The authors say they identified 26 SSH disciplines and connected them to five themes (Contextualizing, Facilitating, etc.) and then to the IEA steps through consensus achieved during their workshop discussions.
This seems like a major methodological weak point. My question is: Was this “consensus” just an agreement among the authors themselves, who, while multidisciplinary, are still a limited group?
If so, isn’t there a huge risk of selection bias and a kind of “echo chamber” effect? The entire framework they build (Tables 1 & 2, Figure 3), which is the core of their contribution, is based on this internal agreement. But what if a wider panel of SSH experts would have categorized the disciplines or their relevance to IEA steps completely differently?

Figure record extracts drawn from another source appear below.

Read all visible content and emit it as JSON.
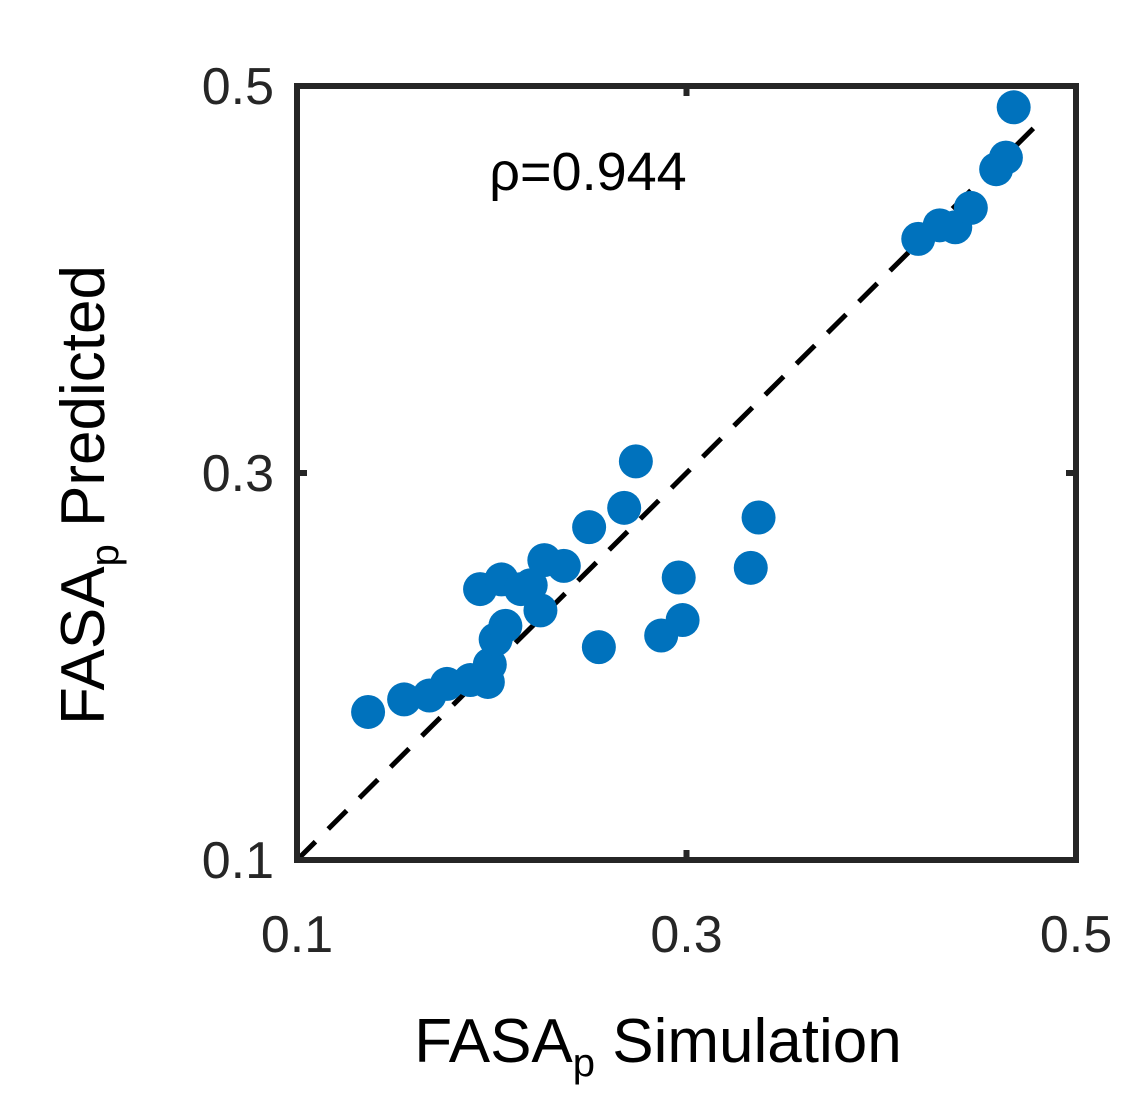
{
  "chart_data": {
    "type": "scatter",
    "annotation": "ρ=0.944",
    "x_label": {
      "main": "FASA",
      "sub": "p",
      "rest": " Simulation"
    },
    "y_label": {
      "main": "FASA",
      "sub": "p",
      "rest": " Predicted"
    },
    "xlim": [
      0.1,
      0.5
    ],
    "ylim": [
      0.1,
      0.5
    ],
    "xticks": [
      0.1,
      0.3,
      0.5
    ],
    "yticks": [
      0.1,
      0.3,
      0.5
    ],
    "color": "#0072bd",
    "diagonal": [
      0.1,
      0.484
    ],
    "x": [
      0.1365,
      0.155,
      0.168,
      0.177,
      0.189,
      0.198,
      0.199,
      0.202,
      0.207,
      0.194,
      0.205,
      0.215,
      0.225,
      0.22,
      0.227,
      0.237,
      0.25,
      0.268,
      0.274,
      0.255,
      0.287,
      0.298,
      0.296,
      0.333,
      0.337,
      0.419,
      0.43,
      0.438,
      0.446,
      0.459,
      0.464,
      0.468
    ],
    "y": [
      0.1765,
      0.183,
      0.185,
      0.191,
      0.193,
      0.192,
      0.201,
      0.214,
      0.221,
      0.24,
      0.245,
      0.24,
      0.229,
      0.242,
      0.255,
      0.252,
      0.272,
      0.282,
      0.306,
      0.21,
      0.216,
      0.224,
      0.246,
      0.251,
      0.277,
      0.421,
      0.428,
      0.427,
      0.437,
      0.457,
      0.463,
      0.489
    ]
  }
}
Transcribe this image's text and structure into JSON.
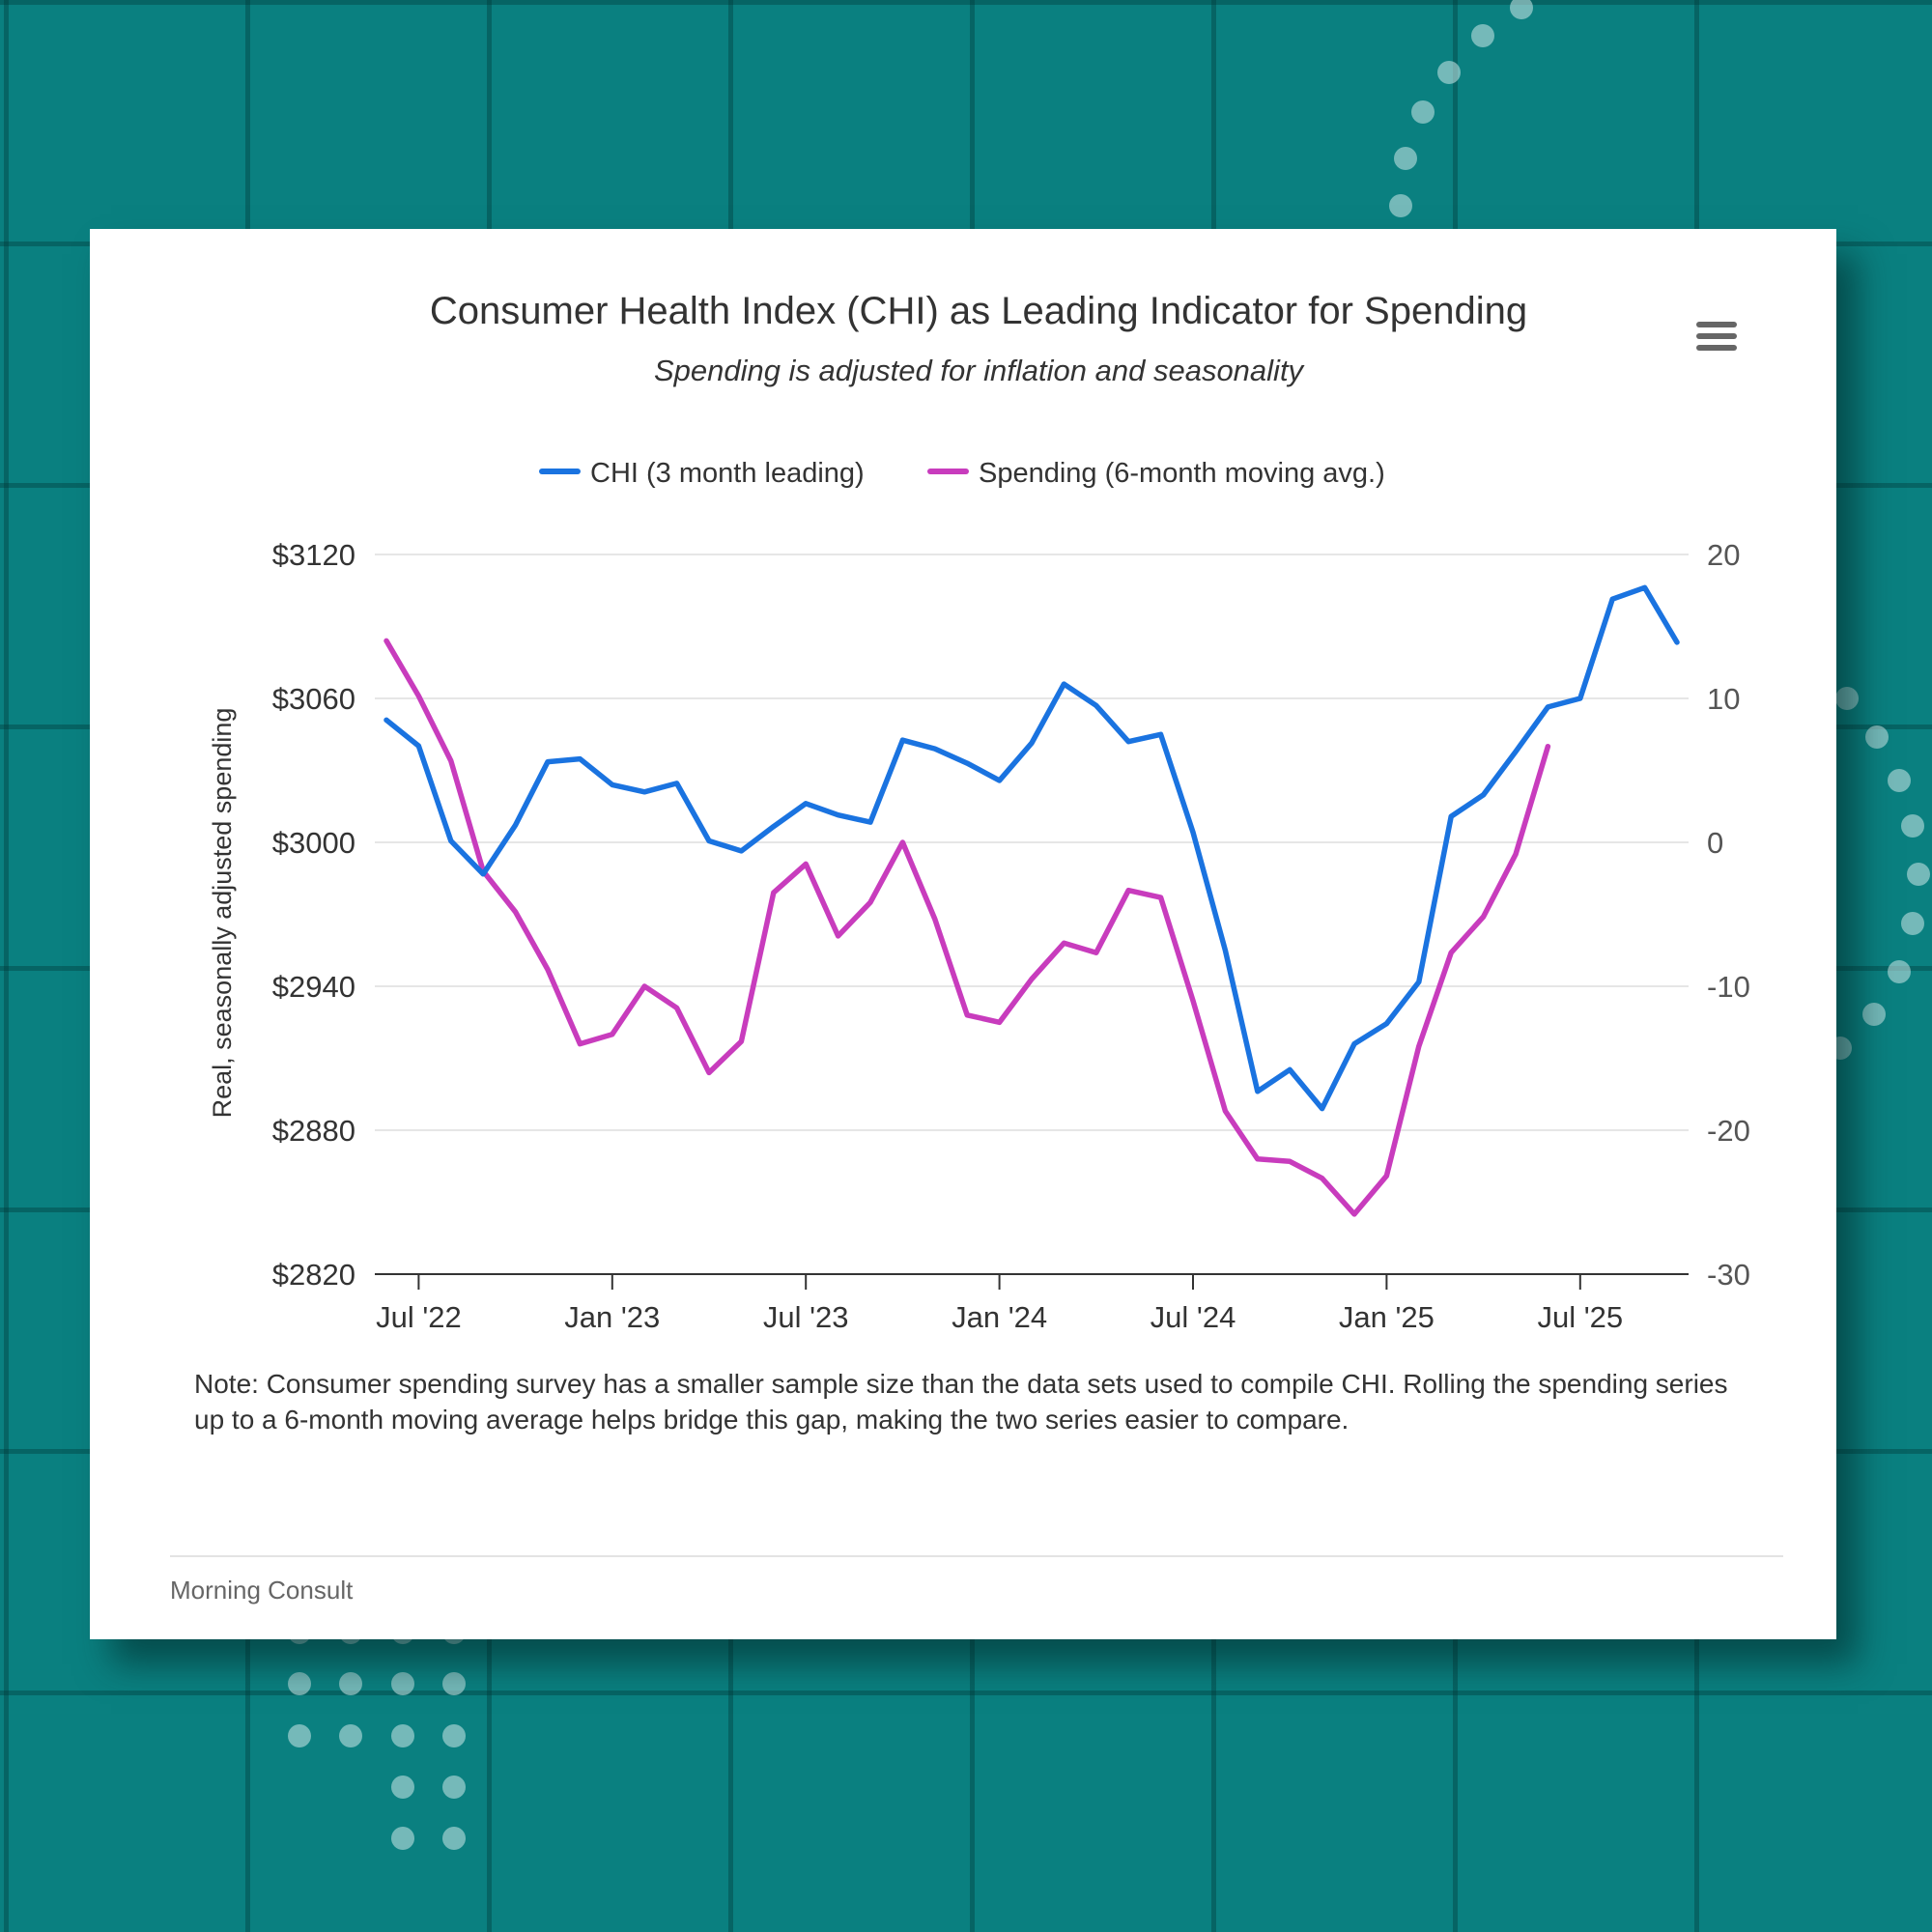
{
  "colors": {
    "background": "#0a8080",
    "chi_line": "#1a73e0",
    "spending_line": "#c83cbd",
    "card": "#ffffff"
  },
  "menu": {
    "icon": "hamburger-menu-icon"
  },
  "note": "Note: Consumer spending survey has a smaller sample size than the data sets used to compile CHI. Rolling the spending series up to a 6-month moving average helps bridge this gap, making the two series easier to compare.",
  "credit": "Morning Consult",
  "chart_data": {
    "type": "line",
    "title": "Consumer Health Index (CHI) as Leading Indicator for Spending",
    "subtitle": "Spending is adjusted for inflation and seasonality",
    "ylabel": "Real, seasonally adjusted spending",
    "y_left": {
      "ylim": [
        2820,
        3120
      ],
      "ticks": [
        2820,
        2880,
        2940,
        3000,
        3060,
        3120
      ],
      "tick_labels": [
        "$2820",
        "$2880",
        "$2940",
        "$3000",
        "$3060",
        "$3120"
      ]
    },
    "y_right": {
      "ylim": [
        -30,
        20
      ],
      "ticks": [
        -30,
        -20,
        -10,
        0,
        10,
        20
      ],
      "tick_labels": [
        "-30",
        "-20",
        "-10",
        "0",
        "10",
        "20"
      ]
    },
    "xlim": [
      "Jun 2022",
      "Oct 2025"
    ],
    "x_ticks": [
      "Jul '22",
      "Jan '23",
      "Jul '23",
      "Jan '24",
      "Jul '24",
      "Jan '25",
      "Jul '25"
    ],
    "x_tick_months": [
      1,
      7,
      13,
      19,
      25,
      31,
      37
    ],
    "grid": true,
    "legend_position": "top-center",
    "series": [
      {
        "name": "CHI (3 month leading)",
        "axis": "right",
        "color": "#1a73e0",
        "start_month": 0,
        "values": [
          8.5,
          6.7,
          0.1,
          -2.2,
          1.2,
          5.6,
          5.8,
          4.0,
          3.5,
          4.1,
          0.1,
          -0.6,
          1.1,
          2.7,
          1.9,
          1.4,
          7.1,
          6.5,
          5.5,
          4.3,
          6.9,
          11.0,
          9.5,
          7.0,
          7.5,
          0.7,
          -7.5,
          -17.3,
          -15.8,
          -18.5,
          -14.0,
          -12.6,
          -9.7,
          1.8,
          3.3,
          6.3,
          9.4,
          10.0,
          16.9,
          17.7,
          13.9
        ]
      },
      {
        "name": "Spending (6-month moving avg.)",
        "axis": "left",
        "color": "#c83cbd",
        "start_month": 0,
        "values": [
          3084,
          3061,
          3034,
          2988,
          2971,
          2947,
          2916,
          2920,
          2940,
          2931,
          2904,
          2917,
          2979,
          2991,
          2961,
          2975,
          3000,
          2968,
          2928,
          2925,
          2943,
          2958,
          2954,
          2980,
          2977,
          2934,
          2888,
          2868,
          2867,
          2860,
          2845,
          2861,
          2915,
          2954,
          2969,
          2995,
          3040
        ]
      }
    ]
  }
}
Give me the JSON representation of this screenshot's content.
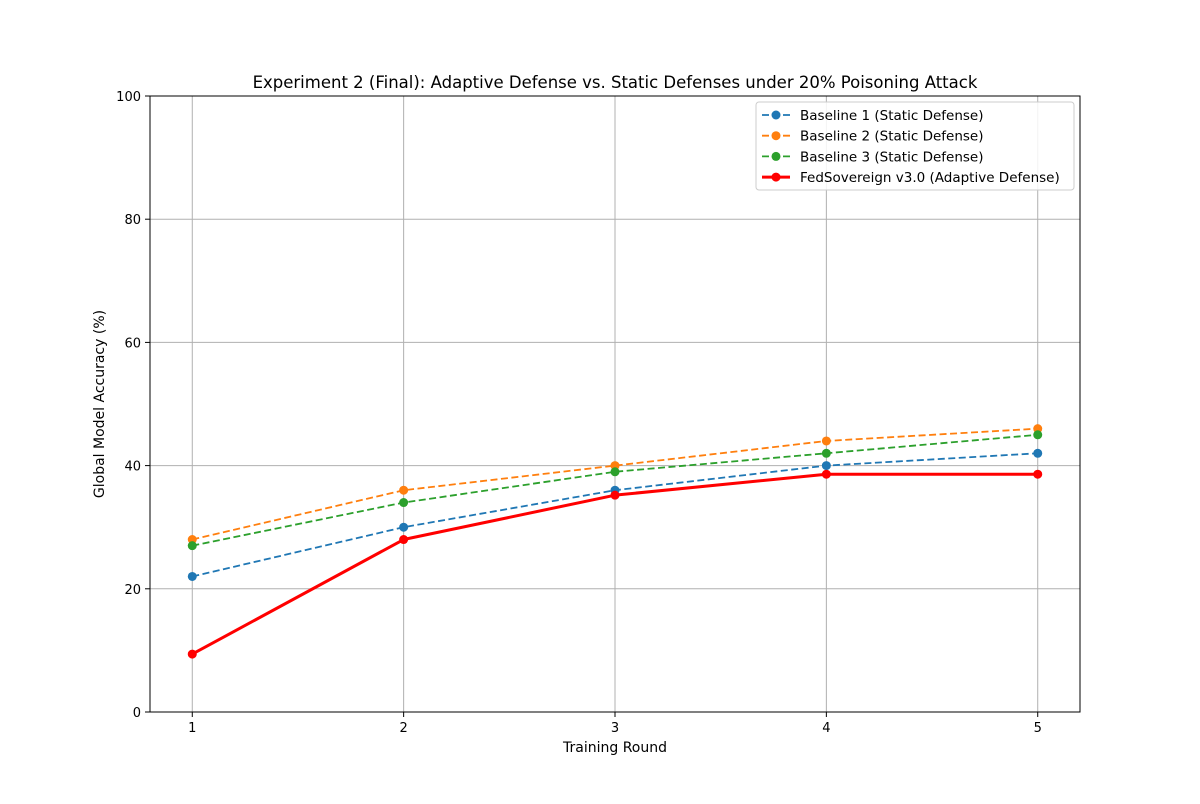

For example, why is “Anthropology” primarily tagged as “Facilitating” and not “Contextualizing”? Why is “Economics” only “Evaluating” and not also “Anticipating”? These classifications feel a bit arbitrary without a more robust, transparent, and inclusive method for reaching them.
So, to put it simply: Did the process of creating this foundational framework rely too heavily on the internal opinions of the co-authors, potentially compromising its objectivity and general applicability? If the answer is “yes,” then the entire proposed structure of which SSH discipline helps with what, and when, might be built on a pretty shaky foundation.